Since publishing that book, I’ve gone through periods where my own copy sits unopened at the top of my bookshelf for weeks or months. And then something happens, personally or in the world. Suddenly, I need to return to those poems, to look again at these words I half-formed and half-found.

The United Methodist Church’s recent decision to double-down on its exclusion of LGBTQ people from ministry, marriage, and full participation in the life of the church has prompted another return to these poems. The most cutting account from the General Conference to me was that LGBTQ people were actually barred from reentering the meeting space for closing worship, so they held queer communion outside in the hall.

I cannot emphasize enough the quiet rage and deep sympathy I feel for anyone who is prevented from partaking in one of Christianity’s most fundamental sacrament. Communion connects us across distance and eras of history to everyone else that has ever taken it, cycling all the way back to that last supper that started it all. Communion resonates very strongly with my spirit, and I don’t believe that anyone who so willingly comes to the table should be denied because that’s not how God treats us. Yet that’s how the Church treats so many.

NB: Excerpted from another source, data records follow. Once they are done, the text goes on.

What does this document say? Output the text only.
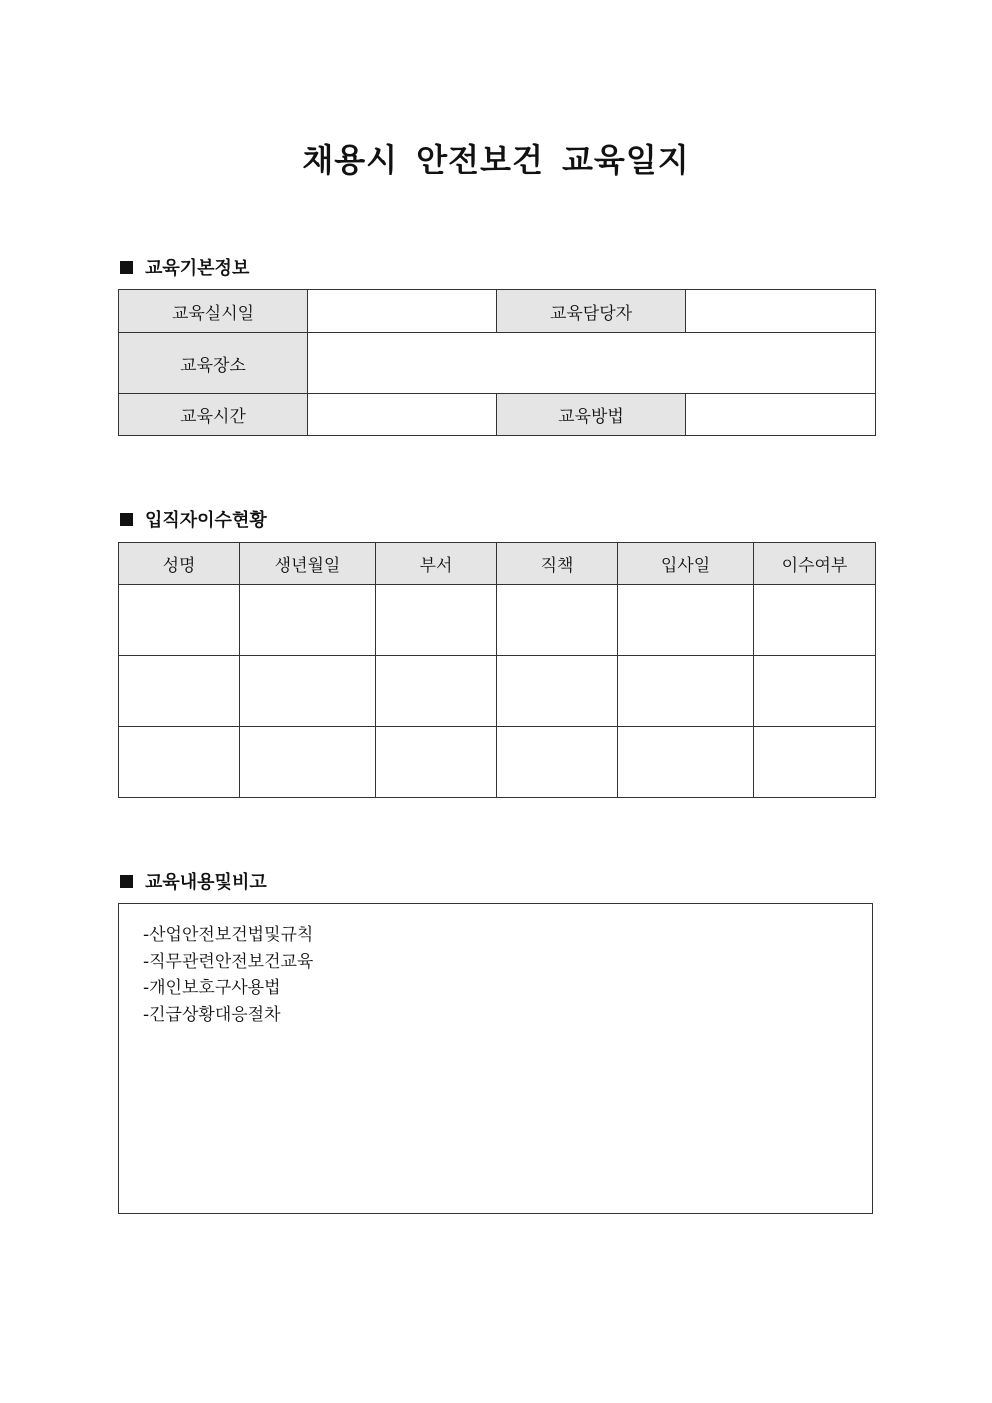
채용시 안전보건 교육일지
교육기본정보
교육실시일		교육담당자	
교육장소			
교육시간		교육방법	
입직자이수현황
성명	생년월일	부서	직책	입사일	이수여부

교육내용및비고
-산업안전보건법및규칙
-직무관련안전보건교육
-개인보호구사용법
-긴급상황대응절차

I made a Twitter thread after the conference sharing some select pieces from Forgive Us Our Trespasses, pieces that maybe take on new meaning for hurting Methodists who have quite literally been betrayed and abandoned by their spiritual families. Just a few days later, the night before a board of directors meeting for my regional UCC conference (on which I serve), our conference minister asked me if I would read a couple poems as part of our opening devotional. I agreed and, again, with the UMC on my heart, chose pieces that provide assurance and affirmation in some way.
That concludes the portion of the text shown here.